What I’d love to see is a Cortex Plus hack for In Nomine. The pieces are all there, and Cortex Plus is a perfect system to create something with a bit more crunch than other toolkits but a Story Game sensibility (which I think is vitally important for running something like In Nomine). Cortex Plus gives design space for a game that needs to allow for powerful angels and demons, rebels to both realms and humans who are touched by the divine and infernal. In Nomine tried to deal with the different demands on the game by including different levels of character creation, and Cortex Plus is the kind of system that can handle that. Continue reading
Day Ten: where do you go for RPG reviews?
Huh, so something I hadn’t realised: I don’t. Like, I don’t really read RPG reviews, which seems crazy given my obsession with roleplaying games of all kinds. If I feel the need to read an RPG review (now and then I will look things up to get a gauge on whether I might like them), I will usually go to RPG.net or EN World, but I find the former a bit longer than I would like (I am aware of the irony) and the latter a little light on substance. Also, I tend to find that I prefer some writing styles a great deal over others, and follow particular reviewers I click with. For instance, for computer games, Rock Paper Shotgun and the Extra Credits game focus videos are usually my go-to for both developer news and reviews. I used to spend hours reading a specific horror film review blog that I sadly don’t remember the name of any more, just because I liked the writing style. I also find that RPG.net often focuses on the RPG as product rather than a contribution to an art form (detailing the feel, look and price of the book over its role within the form, though that is obviously very variable by writer) and also go into the complexities of the rules, which is less interesting to me in a review.
Day Nine (yes, I know I’m still running very late, that will be a theme for this whole month) asks: what is a good RPG to play for about 10 sessions?
10 sessions sounds like an awful lot, and it is certainly a good amount of time – 2 and a half months of weekly games, or 5 months of bi-weekling games, assuming no interruptions.

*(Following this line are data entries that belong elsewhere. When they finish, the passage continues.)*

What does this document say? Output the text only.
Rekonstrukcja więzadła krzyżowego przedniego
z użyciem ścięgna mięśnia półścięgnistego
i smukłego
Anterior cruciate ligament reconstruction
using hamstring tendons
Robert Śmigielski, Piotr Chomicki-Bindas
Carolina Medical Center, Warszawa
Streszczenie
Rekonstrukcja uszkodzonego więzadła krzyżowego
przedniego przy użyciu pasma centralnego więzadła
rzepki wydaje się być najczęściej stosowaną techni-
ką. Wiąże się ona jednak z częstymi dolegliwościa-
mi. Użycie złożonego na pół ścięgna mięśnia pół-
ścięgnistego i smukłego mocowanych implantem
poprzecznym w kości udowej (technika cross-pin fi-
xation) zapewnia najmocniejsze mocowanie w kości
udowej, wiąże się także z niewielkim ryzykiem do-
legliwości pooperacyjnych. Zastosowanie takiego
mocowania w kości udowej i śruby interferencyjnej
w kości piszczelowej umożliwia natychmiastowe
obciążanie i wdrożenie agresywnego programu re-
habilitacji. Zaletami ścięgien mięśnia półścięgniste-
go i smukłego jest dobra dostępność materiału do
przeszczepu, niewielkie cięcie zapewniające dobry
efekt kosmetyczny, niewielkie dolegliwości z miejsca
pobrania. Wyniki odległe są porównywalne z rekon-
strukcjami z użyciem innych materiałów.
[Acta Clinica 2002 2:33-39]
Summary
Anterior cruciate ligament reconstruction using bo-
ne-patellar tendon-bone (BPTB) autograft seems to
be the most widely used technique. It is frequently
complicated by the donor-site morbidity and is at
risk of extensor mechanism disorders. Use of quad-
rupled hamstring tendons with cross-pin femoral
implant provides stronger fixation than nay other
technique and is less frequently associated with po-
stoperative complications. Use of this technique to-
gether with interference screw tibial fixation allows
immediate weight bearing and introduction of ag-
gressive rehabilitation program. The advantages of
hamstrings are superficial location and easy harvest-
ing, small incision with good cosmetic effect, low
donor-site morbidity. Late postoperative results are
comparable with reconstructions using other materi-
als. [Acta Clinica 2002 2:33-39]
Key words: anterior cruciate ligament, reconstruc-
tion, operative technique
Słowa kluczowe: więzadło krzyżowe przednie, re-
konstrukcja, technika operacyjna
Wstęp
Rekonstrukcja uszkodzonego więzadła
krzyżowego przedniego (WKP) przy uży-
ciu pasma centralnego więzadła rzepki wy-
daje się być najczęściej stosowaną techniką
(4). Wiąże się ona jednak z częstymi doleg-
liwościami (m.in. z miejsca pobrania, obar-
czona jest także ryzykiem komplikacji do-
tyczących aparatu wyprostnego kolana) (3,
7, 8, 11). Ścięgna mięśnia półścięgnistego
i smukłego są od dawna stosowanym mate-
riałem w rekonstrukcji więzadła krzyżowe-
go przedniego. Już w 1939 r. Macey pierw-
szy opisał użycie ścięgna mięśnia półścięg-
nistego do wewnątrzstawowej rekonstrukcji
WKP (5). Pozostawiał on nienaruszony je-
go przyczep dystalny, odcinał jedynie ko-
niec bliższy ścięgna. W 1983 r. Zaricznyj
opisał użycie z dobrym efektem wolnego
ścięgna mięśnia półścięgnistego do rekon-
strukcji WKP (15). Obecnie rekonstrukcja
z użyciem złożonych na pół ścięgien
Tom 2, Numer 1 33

However, you’d be surprised how quickly you can work through a plot. A season of Monsterhearts usually only lasts for around 7-8 games maximum, and that’s if people are levelling quite slowly. It can last as few as 6. My Masks game lasted a similar amount of time, since I was using the arc as a guide to when to end the season (there isn’t really a mechanic for ending seasons in the game). So, actually, 10 sessions is slightly longer than what I would consider to be ‘a story’, judging by my experiences. Continue reading
Still playing catch-up, I sally forth into Day 8 of #RPGaDay. The question: what is a good RPG to play for sessions of 2hrs or less?
I think a lot of people would agree that Fate is a useful system for this. Fate is the Swiss army knife of games – it will do whatever you need it to, and it will do it well. However, I think there’s quite a lot to this question, even if the answer can be summed up quickly. Whether or not an RPG can be played for two hours or less isn’t so much the query – most can be. OK, some are clearly better suited than others, but you can, at a push, play most RPGs for two hours or less, assuming character creation, levelling, etc. aren’t included. Continue reading
Day 7 of #RPGaDay asks: what was your most impactful RPG session?
I imagine that’s an extremely difficult question for most gamers to answer, which is how it should be. Made particularly difficult because over the last two weeks I’ve had some very intense games (including the climactic session of two campaigns, one live and one tabletop). So this doesn’t turn into a post about ‘what my character did this one time’, I’ll try and focus more on events-driven impact rather than things that were incredibly powerful for my character but didn’t necessarily impact the rest of the group as well. I’m fundamentally quite a self-centred gamer unfortunately, and tend to remember things that affected my character most. Continue reading
Oops, I forgot this #RPGaDay! The reason I’m having to play catch-up halfway through the month is that I’ve just run the very final session of a two-and-a-half-year theatre-style Vampire live game, which took up a lot of my time and brainspace. Day 5 of #RPGaDay asks: which RPG cover best captures the spirit of the game?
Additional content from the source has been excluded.